The Building Safety Act 2022 (“BSA 2022”) was introduced in the wake of the 2017 Grenfell Tower disaster. In view of the complexity of the legislation, there have been disputes between leaseholders and landlord on the application of the law. As disputes have arisen over the scope of Building Safety Act protections, two recent Court of Appeal decisions – Adriatic Land 5 Ltd v Long Leaseholders at Hippersley Point [2025] EWCA Civ 856 and Triathlon Homes LLP v Stratford Village Development Partnership [2025] EWCA Civ 846 – have provided a clarification on the scope and purpose of the BSA 2022.
Together, they demonstrate the courts’ firm commitment to giving effect to Parliament’s intention: shifting the financial burden of building safety defects away from leaseholders and onto those responsible for developing, owning, or deriving commercial benefit from affected buildings.
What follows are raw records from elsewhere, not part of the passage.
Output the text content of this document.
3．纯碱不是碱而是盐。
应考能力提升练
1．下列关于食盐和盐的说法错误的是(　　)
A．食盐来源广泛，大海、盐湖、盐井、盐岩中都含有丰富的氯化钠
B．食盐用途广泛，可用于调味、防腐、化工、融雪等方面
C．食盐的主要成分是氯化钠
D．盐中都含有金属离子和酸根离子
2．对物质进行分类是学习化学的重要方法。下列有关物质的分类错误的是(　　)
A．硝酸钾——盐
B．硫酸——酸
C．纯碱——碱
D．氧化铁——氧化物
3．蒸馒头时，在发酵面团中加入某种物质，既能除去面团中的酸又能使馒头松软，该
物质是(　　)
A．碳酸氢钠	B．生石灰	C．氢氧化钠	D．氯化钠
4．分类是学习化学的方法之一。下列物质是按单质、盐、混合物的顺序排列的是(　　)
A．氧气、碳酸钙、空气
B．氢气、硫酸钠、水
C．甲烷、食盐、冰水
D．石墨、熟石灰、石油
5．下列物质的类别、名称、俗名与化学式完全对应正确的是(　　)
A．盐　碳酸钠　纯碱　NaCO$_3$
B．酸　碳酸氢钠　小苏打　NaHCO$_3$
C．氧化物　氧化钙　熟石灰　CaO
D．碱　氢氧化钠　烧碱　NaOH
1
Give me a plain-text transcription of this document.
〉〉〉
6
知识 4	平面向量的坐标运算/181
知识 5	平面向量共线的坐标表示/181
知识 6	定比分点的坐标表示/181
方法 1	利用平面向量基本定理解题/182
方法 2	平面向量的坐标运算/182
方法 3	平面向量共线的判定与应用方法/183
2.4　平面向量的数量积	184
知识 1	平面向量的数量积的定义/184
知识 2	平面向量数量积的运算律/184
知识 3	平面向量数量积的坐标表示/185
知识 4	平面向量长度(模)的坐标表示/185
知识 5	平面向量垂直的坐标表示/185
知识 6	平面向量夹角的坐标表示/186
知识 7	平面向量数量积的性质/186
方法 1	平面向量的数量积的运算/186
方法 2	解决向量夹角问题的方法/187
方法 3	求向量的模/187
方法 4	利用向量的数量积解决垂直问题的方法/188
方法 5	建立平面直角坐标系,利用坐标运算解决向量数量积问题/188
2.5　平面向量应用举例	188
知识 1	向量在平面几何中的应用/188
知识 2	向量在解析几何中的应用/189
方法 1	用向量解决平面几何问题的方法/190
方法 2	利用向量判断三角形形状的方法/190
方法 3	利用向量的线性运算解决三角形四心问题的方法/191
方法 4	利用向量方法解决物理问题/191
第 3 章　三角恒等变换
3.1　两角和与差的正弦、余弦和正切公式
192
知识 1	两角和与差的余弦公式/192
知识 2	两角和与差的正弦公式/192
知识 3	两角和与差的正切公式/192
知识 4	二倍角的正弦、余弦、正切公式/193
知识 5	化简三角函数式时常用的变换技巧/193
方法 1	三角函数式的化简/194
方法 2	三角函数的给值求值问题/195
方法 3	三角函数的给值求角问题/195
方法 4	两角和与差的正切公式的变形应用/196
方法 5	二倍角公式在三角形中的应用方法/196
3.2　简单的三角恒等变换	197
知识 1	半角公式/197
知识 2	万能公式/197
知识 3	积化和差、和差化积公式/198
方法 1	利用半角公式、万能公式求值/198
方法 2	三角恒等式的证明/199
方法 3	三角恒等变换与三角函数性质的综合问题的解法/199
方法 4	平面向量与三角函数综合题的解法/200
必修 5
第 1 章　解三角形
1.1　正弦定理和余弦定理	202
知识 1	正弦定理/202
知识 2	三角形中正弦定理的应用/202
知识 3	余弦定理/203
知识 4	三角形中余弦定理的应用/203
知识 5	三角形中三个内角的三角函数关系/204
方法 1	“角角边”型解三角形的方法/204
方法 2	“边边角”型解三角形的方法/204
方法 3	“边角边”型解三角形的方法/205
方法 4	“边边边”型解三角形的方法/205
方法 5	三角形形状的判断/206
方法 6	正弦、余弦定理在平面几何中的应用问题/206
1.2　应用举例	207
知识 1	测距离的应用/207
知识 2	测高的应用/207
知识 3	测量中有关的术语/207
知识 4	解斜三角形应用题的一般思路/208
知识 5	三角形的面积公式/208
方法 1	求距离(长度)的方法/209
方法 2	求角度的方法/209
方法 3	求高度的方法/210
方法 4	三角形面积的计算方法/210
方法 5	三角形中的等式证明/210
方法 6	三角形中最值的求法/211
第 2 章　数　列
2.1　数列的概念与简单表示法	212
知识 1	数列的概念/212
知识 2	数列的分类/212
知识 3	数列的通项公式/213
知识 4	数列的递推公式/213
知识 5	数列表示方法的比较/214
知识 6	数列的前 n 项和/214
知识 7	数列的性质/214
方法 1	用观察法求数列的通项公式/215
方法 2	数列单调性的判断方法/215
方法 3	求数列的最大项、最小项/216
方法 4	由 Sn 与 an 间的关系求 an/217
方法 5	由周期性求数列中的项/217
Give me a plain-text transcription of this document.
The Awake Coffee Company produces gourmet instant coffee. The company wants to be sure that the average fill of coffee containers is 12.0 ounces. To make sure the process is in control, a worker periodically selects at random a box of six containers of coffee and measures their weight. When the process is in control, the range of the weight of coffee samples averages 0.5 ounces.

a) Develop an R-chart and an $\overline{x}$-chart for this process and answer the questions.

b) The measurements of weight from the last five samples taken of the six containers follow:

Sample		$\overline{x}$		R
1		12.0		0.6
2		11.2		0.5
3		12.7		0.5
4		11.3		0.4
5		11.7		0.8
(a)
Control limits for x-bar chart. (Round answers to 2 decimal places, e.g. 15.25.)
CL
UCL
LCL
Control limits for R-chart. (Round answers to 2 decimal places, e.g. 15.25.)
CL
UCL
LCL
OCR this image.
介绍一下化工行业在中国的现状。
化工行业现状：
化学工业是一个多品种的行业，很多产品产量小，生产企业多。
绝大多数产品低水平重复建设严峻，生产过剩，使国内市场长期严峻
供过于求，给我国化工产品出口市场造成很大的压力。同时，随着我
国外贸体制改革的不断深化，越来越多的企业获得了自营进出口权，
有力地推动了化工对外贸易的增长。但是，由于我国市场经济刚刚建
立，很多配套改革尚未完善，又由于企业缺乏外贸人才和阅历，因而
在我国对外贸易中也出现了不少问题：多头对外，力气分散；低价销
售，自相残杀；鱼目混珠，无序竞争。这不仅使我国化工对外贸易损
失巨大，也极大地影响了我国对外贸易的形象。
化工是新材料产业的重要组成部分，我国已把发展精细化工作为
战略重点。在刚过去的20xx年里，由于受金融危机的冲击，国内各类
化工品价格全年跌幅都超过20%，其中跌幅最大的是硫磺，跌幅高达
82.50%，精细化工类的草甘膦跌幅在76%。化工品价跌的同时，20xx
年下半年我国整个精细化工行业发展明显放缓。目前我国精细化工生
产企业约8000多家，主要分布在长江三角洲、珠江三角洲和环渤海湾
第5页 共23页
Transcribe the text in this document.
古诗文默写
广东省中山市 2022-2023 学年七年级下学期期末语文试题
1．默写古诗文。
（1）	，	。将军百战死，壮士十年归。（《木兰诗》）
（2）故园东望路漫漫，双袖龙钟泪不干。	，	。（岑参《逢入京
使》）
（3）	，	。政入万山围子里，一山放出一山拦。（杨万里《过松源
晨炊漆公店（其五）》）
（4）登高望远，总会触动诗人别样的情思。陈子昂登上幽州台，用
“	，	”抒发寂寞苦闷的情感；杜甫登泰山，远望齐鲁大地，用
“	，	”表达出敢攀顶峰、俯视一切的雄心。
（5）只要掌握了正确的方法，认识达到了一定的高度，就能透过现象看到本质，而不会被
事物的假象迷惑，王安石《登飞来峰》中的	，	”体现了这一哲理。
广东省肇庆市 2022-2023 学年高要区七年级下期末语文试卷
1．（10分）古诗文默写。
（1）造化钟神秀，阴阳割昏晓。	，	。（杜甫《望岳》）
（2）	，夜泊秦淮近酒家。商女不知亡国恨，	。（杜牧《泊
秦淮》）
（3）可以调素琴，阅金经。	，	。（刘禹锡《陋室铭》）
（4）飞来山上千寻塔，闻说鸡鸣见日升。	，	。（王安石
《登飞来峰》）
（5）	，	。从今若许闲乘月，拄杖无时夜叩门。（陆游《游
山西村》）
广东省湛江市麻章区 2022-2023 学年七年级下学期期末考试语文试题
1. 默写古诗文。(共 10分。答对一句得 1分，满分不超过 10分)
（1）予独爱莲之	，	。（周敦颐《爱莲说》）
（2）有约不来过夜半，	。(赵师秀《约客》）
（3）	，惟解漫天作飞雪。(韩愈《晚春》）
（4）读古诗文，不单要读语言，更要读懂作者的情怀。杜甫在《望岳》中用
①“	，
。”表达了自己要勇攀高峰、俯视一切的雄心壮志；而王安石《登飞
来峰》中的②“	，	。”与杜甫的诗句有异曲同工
Adriatic Land 5 Ltd v Long Leaseholders at Hippersley Point: Retrospective Exclusion of Service Charge Recovery
In Adriatic Land, the Court of Appeal held that paragraph 9 of Schedule 8 to the BSA 2022 prevents landlords from recovering, via the service charge, their legal and professional costs associated with liability for safety defects under qualifying leases. Crucially, this protection applies retrospectively, covering costs incurred even before the Act came into force on 28 June 2022.
Key Findings
Wide interpretation of excluded costs
The court confirmed that the exclusion covers a broad range of legal and professional expenses, including:
- Legal advice
- Court or tribunal proceedings
- Alternative dispute resolution
This ensures that leaseholders are not indirectly made to fund the landlord’s defence or pursuit of building safety liability matters.
- Retrospective effect is deliberate
The court considered retrospective application necessary to secure the full scope of leaseholder protection intended by Parliament. Without it, landlords could pass on substantial historic legal costs, undermining the purpose of the Act.
Implications
The decision significantly strengthens leaseholder protections by:
- Preventing the “back-door” recovery of legal expenses through service charges;
- Encouraging landlords to take responsibility for the costs of managing safety defect liabilities; and
- Reinforcing the principle that leaseholders are not a funding source for disputes arising from historic building safety failings.
Triathlon Homes LLP v Stratford Village Development Partnership: Retrospective Application of Remediation Contribution Orders
Triathlon Homes LLP’s application of Remediation Contribution Orders (“RCOs”) under section 124 of the BSA 2022 against the developers and its parent company, aiming to recover substantial costs already incurred in remedying the defects, was first granted by the First-tier Tribunal, and the Court of Appeal upheld that decision.
Key Findings
Section 124 applies retrospectively
The Court of Appeal affirmed that RCOs may cover remediation costs incurred before the BSA 2022 came into force. This ensures that leaseholders who have already paid for works are not left without recourse merely because expenses were incurred earlier.
Purpose of the Act favours recovery from developers, not leaseholders
The Court of Appeal emphasised that public funds – such as the Building Safety Fund – were never intended to shoulder the full burden of historic defects. Allowing retrospective recovery from developers aligns with the fundamental purpose of the Act.
The “just and equitable” test is deliberately broad
In upholding the First-tier Tribunal’s assessment, the Court of Appeal confirmed that the test allows wide discretion. Relevant factors include:
- The developer’s role in creating or contributing to the defects;
- The availability (or uncertainty) of public funding;
- The overarching aim of allocating responsibility fairly.
- The applicant’s motives or the identity of ultimate beneficial owners are irrelevant considerations.
Implications
The decision significantly strengthens leaseholder protections by:
- Empowering leaseholders and housing providers to reclaim historic remediation costs;
- Confirming the developers may face liability long after construction;
- Clarifying that tribunals have broad discretion when determining what is “just and equitable”.
Conclusion
The Court of Appeal’s decisions in Adriatic Land and Triathlon Homes are crucial to the development of building safety law. They affirm the retrospective application of key provisions of the BSA 2022 and illustrate a consistent judicial approach to interpreting the Act purposively and expansively.
It is worth noting that permission to appeal to the Supreme Court on the ground of retrospectivity was just granted for both cases. It remains to be seen whether the Supreme Court will affirm the Court of Appeal’s robust, purposive approach or whether it will recalibrate the limits of retrospectivity within the BSA 2022. Whatever the outcome, the appeals will shape the future scope of Building Safety Act protections and the allocation of financial responsibility for historic building safety defects and for the wider interpretation of the BSA 2022.